Disney "Hopes" That 'Mufasa' Is This Year's 'Rogue One,' Not Another 'Marvels'
The new trailer sells Barry Jenkins' 'Lion King' prequel as "the movie we need right now," but quality, not timeliness, might prevent another 'Alice Through the Looking Glass'-level box office crash.
With D23 Brazil in full swing, we just got a final trailer for Mufasa: The Lion King. The preview is what you would expect: setting up the how and why of Mufasa and Scar meeting each other as younger cubs and eventually teaming up to ward off hostile invaders. It looks visually scrumptious, livelier, and more colorful than Jon Favreau’s (technically spectacular) 2019 remake. Disney will attempt to sell the idea, even implicitly with the help of a potentially willing Internet, that the action drama about young Mufasa and young Taka/Scar refusing to “bend to evil” and uniting to “fight together” against an evil conquering despot is “the movie we need right now.” It’s essentially the eighth anniversary of the Rogue One: A Star Wars Story trailer that turned “Rebellions are built on hope” into a kind of online rallying cry just days after the first time Trump defeated a supremely qualified female candidate to become the U.S. President.

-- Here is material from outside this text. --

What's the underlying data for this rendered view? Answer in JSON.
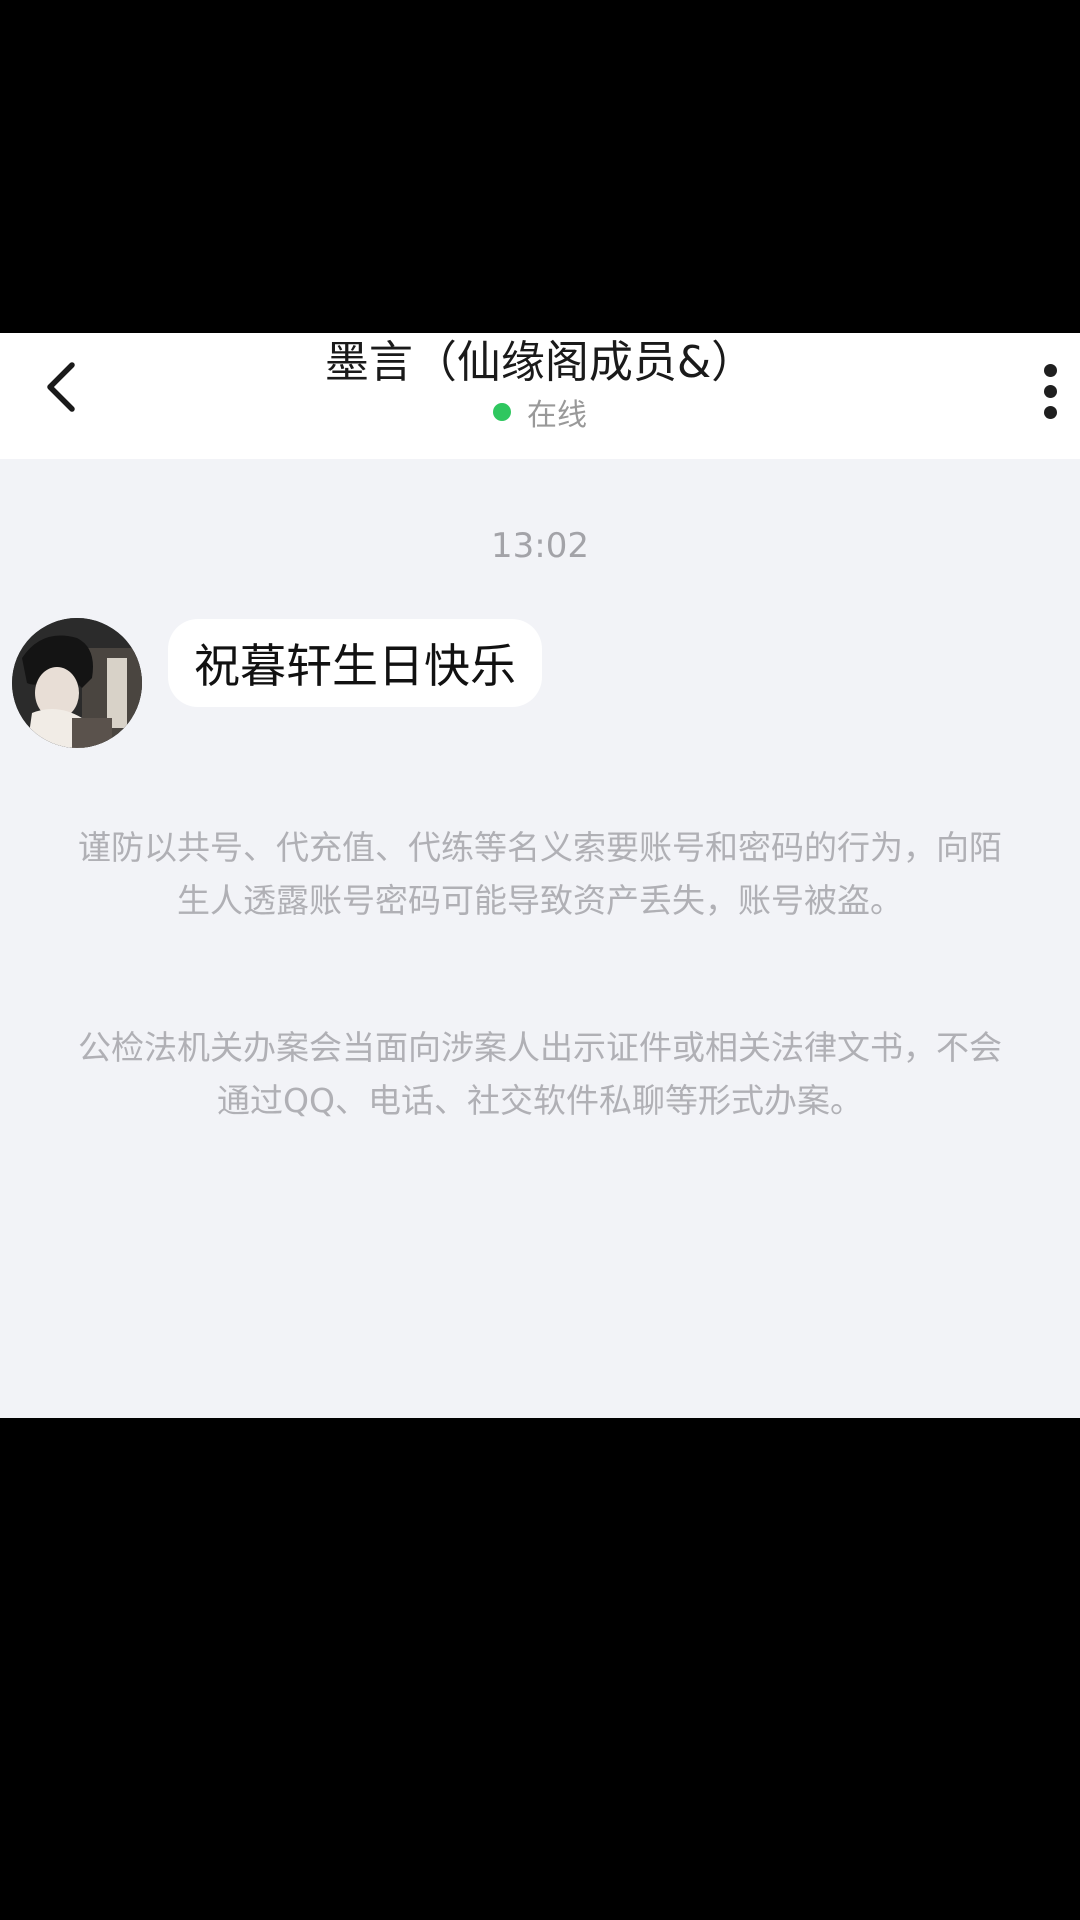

That somewhat worked eight years ago. I don’t think Lucasfilms’ Rogue One: A Star Wars Story would have been *quite* as successful ($532 million domestically and $1.06 billion worldwide) in proverbial peacetime. Quite a few younger folks voted against Kamala Harris and/or for Donald Trump this time around, which complicates such narratives. Younger voters still voted for the Democrats over the Republicans. Yet, the outcome will make it harder to position the somewhat timely/topical Wicked Part One and Gladiator II and (presumably/sight unseen) Moana II and Mufasa: The Lion King as much more than bread and circuses distraction. They, and next year’s batch of franchise tentpoles, might be, at best, assurances to the 49% of us that we aren’t insane. It’s one thing when younger Americans were essentially/arguably sold out by their older brethren in 2016. It’s another when 2024 comparatively shows that G.I. Joe: Retaliation was even more prescient (alongside Observe and Report) than I argued even in early 2021.